Following what was probably the best performance of the season last time out, hopes were certainly high for this one on bright day in the midlands as the teams took to the pitch.
What Sunderland produced, however, was little short of a disgrace. Players in red and white stripes happily ambling round the Hawthorns pitch as if it was a lazy weekend stroll in the local park. This was, it must be said, just as poor as even the very worst that Sunderland ever produced under Steve Bruce.
Talk in the week was dominated over whether Lee Cattermole would retain his place in the line-up at WBA. The captain has been in fine form since Martin O'Neill's arrival, and put in an absolutely imperious FA Cup display against Arsenal, but a booking would rule him out of next week's Tyne/Wear derby. In the end, the manager appears to have taken the more pragmatic view that there were as many points available at the Hawthorns as there are at the Sports Direct Arena next week, and named Cattermole as part of an unchanged team.
There was a return to the squad for Nicklas Bendtner, however. The Dane took his place on the bench alongside new England man Fraizer Campbell. The Baggies made just the one change, handing a home debut to Keith Andrews who deputised for the injured Paul Scharner.
Within 3 minutes, Sunderland were behind. Having failed to clear an initial attack, Mulumu drilled a cross into the box. Peter Odemwingie's run was too clever for Michael Turner and Kieran Richardson, and the Nigerian headed home past Mignolet - setting the tone for the following 90 minutes in the process.
Given the form under Martin O'Neill, we sat back and waited for a reaction. The players did too, though, and the sum of their efforts were two meek long-range efforts from Craig Gardner and James McClean failing to connect with a Phil Bardsley cross when well positioned at the back post.
In what we like to call 'vintage Sunderland style', however, just when you thought things could only get better, they suddenly got worse. Lee Cattermole, perhaps worrying too much about a potential booking, completely neglected to put Jerome Thomas under any pressure on the WBA left. The former Charlton man accepted the invitation to cross and effortlessly picked out James Morrison at the back post who placed his header into the far corner of the net.
O'Neill responded at half time by throwing on two strikers, with Fraizer Campbell and Nicklas Bendtner replacing Kieran Richardson and Jack Colback, but within 3 minutes the result was put beyond any doubt. Albion counter-attacked with ease. Fortune, pulled the ball back for Odemwingie, so often the scourge of Sunderland, to add his second.
Minutes later, Phil Bardsley emulated the defending of his captain for the second goal as he backed off Jerome Thomas on the edge of the area and the winger ( who may well have left this game wondering if he has a serious personal hygiene problem considering how reluctant Sunderland players were to go anywhere near him) looked for the top corner with a curling shot.

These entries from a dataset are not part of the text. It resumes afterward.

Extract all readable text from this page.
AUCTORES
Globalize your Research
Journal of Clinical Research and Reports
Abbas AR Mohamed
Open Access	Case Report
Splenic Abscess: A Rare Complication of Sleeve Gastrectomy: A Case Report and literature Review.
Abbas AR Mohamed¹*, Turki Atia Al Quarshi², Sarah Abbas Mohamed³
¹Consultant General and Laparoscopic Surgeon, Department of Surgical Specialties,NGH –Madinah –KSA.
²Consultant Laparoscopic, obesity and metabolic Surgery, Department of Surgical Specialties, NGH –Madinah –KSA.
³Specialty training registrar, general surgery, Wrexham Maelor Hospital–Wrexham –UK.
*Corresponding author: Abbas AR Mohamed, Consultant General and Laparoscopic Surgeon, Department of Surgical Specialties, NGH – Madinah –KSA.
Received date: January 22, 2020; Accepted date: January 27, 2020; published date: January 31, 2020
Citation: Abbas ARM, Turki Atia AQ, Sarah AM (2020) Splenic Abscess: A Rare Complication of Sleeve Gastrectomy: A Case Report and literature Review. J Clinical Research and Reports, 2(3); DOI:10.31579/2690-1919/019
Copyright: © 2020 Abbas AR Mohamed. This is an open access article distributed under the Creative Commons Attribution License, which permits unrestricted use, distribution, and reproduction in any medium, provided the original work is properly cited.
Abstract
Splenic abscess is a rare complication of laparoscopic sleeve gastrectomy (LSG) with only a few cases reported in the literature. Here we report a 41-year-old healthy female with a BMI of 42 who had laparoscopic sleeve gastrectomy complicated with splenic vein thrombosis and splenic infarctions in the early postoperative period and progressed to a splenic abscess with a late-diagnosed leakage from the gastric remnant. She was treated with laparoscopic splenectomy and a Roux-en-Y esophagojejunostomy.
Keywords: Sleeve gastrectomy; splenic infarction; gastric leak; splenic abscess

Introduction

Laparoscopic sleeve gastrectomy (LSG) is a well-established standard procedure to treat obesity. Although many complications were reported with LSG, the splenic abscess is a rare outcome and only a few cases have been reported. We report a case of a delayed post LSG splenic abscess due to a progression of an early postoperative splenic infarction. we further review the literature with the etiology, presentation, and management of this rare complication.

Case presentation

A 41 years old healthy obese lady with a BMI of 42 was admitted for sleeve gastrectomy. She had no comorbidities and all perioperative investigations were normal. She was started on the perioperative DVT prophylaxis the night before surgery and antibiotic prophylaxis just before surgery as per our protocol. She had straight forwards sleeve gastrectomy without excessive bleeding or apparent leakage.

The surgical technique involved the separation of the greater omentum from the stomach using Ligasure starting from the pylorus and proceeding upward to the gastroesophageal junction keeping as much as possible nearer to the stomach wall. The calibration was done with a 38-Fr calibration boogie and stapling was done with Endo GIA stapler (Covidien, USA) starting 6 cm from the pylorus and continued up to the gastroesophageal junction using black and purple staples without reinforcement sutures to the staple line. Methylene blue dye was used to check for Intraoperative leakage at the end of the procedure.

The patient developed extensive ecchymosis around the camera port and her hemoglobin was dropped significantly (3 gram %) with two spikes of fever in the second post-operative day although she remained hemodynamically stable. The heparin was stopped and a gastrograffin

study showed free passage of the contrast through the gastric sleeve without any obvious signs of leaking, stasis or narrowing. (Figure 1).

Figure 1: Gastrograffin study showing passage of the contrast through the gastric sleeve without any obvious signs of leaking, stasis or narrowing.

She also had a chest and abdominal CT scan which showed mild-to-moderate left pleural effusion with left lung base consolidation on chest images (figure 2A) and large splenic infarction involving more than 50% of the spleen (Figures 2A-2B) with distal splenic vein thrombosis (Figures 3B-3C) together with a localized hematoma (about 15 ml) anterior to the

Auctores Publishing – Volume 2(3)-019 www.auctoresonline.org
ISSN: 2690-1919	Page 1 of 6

Only the crossbar spared Sunderland the punishment the defending warranted.
With the hosts' motivation on the wane, Sunderland came into it more and had a few chances to try and salvage a little pride. Cattermole shot over having done the hard work to fashion the opportunity, and Craig Gardner finally found his shooting boots only to find Ben Foster equal to it in the Albion goal, and Turner headed wide from a Wayne Bridge free kick.
Fraizer Campbell could feel a little aggrieved to have a goal ruled out for offside late on. Teed up by Bendtner, Campbell forced the ball over the line off the underside of the bar, but the linesman thought the Sunderland striker had enjoyed his week too much already and raised his flag.
There was just enough time for WBA to rub a little salt in the wounds. Playing keep-ball around the statuesque visitors and the ball was eventually worked into Andrews who, in a recurring theme, had all the space and time he wanted to pick his spot to complete the route.
Team (Ratings in brackets)
Starting XI: Mignolet (4), Bardsley (3), Turner (3), O'Shea (4), Richardson (3), Larsson (3), Colback (3), Cattermole (4), Gardner (5), McClean (4), Sessegnon (3)
Subs Used: Campbell (4), Bendtner (4), Bridge (4)
Who Annoyed Me Least: Craig Gardner - Make no mistake about it: This was no 'Man Of The Match' competition so has been renamed accordingly. No one excelled or even produced a performance worthy of merit. Gardner was poor, but his movement and desire to get into attacking positions at least provided evidence that he never allowed his head to drop. The fact that was the best we could offer, pretty much tells you all you need to know about this one.
Sunderland were, it must be said, shocking. There was none of the urgency and energy that has defined O'Neill's reign so far and they got exactly what they deserved.
The Baggies were allowed to do what they wanted with the ball, but when they didn't have it they were excellent. They were industrious and earned the right to play, hunting the ball down in packs and never accepting being second to a loose ball. They out-Sunderlanded Sunderland, in that regard, and then had the quality and ruthlessness to dish out to O'Neill's men precisely what they deserved.
A little complacency creeping in or the end of the honeymoon period? A much-reality check? Time will tell. But I am happy to take this one on the chin, congratulate WBA, and draw a line under it.